Giraffe is a new family of models that are finetuned from base LLaMA and LLaMA2 that we release. We include a 4k Giraffe and 16k Giraffe finetuned from LLaMA, and a 32k Giraffe finetuned from LLaMA2 and release their weights on HuggingFace. We also release our training code, evaluation datasets, and evaluation scripts to the research community.

This paper explores the topic of context length extrapolation of Large Language Models (LLMs), which have been highly successful in natural language modelling tasks in recent years. Context length extrapolation is the use of a LLM that is trained on a short context length for evaluation on longer context lengths, without any further training on the long context being involved. Having a model that is capable of extrapolating to longer contexts is important for a range of tasks. For example, if you wanted to ask an LLM to retrieve information from a large corpus of data that you own, having a larger context capacity allows the model to attend to more of the corpus (or maybe even all of it!) at once, so it can do more complex retrievals with fewer mistakes. This could also be important for maintaining long conversations (think with an AI-powered chatbot), or for asking an LLM to help with coding on a large existing codebase.

Why can’t we just train the model on longer contexts though? The primary reason for this is that a key component of modern LLM architecture – called self-attention – scales quadratically in both memory and compute as context length increases, so there will quickly be a point where you don’t have sufficient GPUs, time or money to train for longer contexts. Hence having a method that can zero-shot extrapolate to context lengths never seen before is key.

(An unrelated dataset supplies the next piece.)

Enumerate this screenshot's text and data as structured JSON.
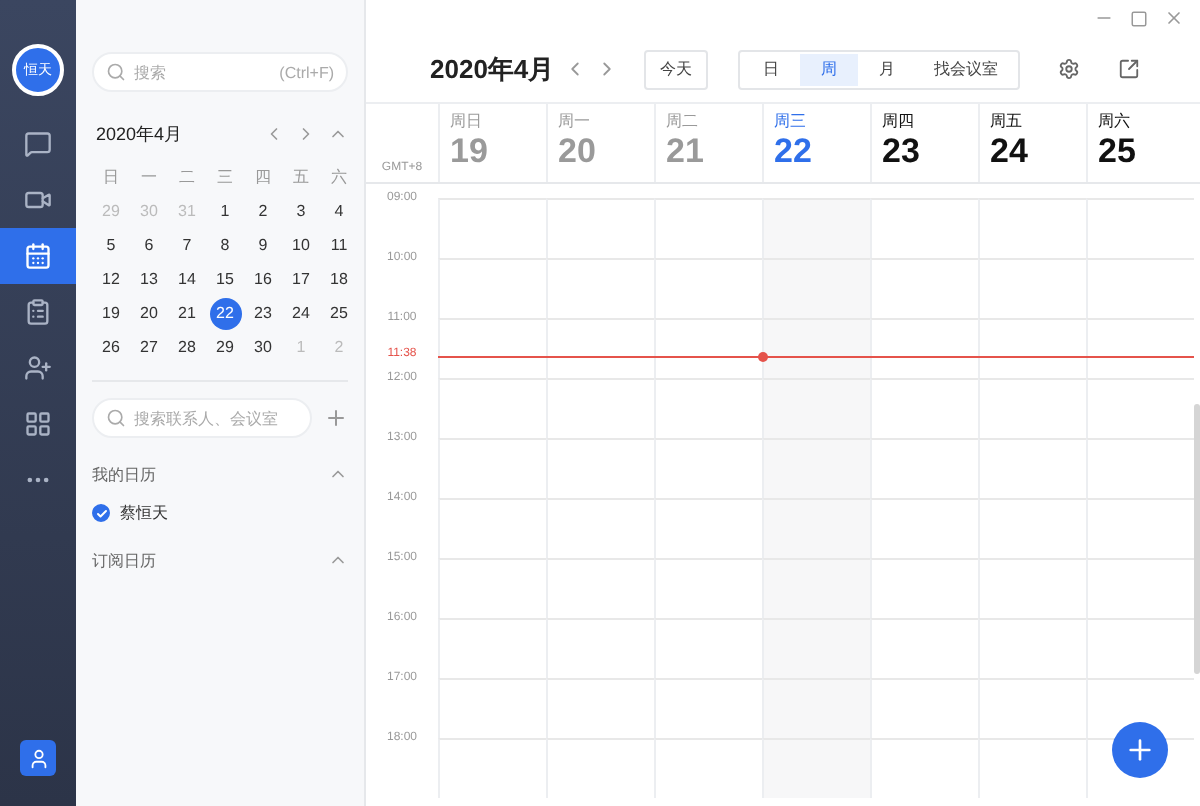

There have been many methods proposed in recent work on context length extrapolation. In this paper we collate together what we believe are the most prominent approaches and test them thoroughly to determine which are the most effective. We also propose a couple of new approaches, one of which we call truncation and which shows some promising results.

One of the difficulties of assessing LLM performance is choosing the right evaluation methodology. The most commonly used metric in the literature is next-token perplexity, which measures how good the model is at predicting the next token given the preceding context. However, we believe that documents on which perplexity are measured often permit for a good performance simply by producing reasonably coherent text distributions conditional on a small subset of the entire available context. We show in this paper that perplexity is less sensitive for distinguishing long context performance between models for this reason than the new tasks that we introduced that are focused more strongly on accuracy of model recall than general text coherence.

These new tasks are LongChat-Lines, FreeFormQA and AlteredQA. The first extends a key-value retrieval task introduced by LongChat to longer contexts. FreeFormQA and AlteredQA are formed from the Natural Questions Dataset and are question-answering datasets based on Wikipedia. We release all three tasks as HuggingFace datasets.

There are still many open questions in the space of context length extrapolation of LLMs. As we show in the paper, none of the methods we investigate currently fully satisfies the brief of being able to truly extrapolate without some element of degradation in performance starting to creep in. We are interested in researching further on this topic and finding ways to resolve some of these issues; watch this space!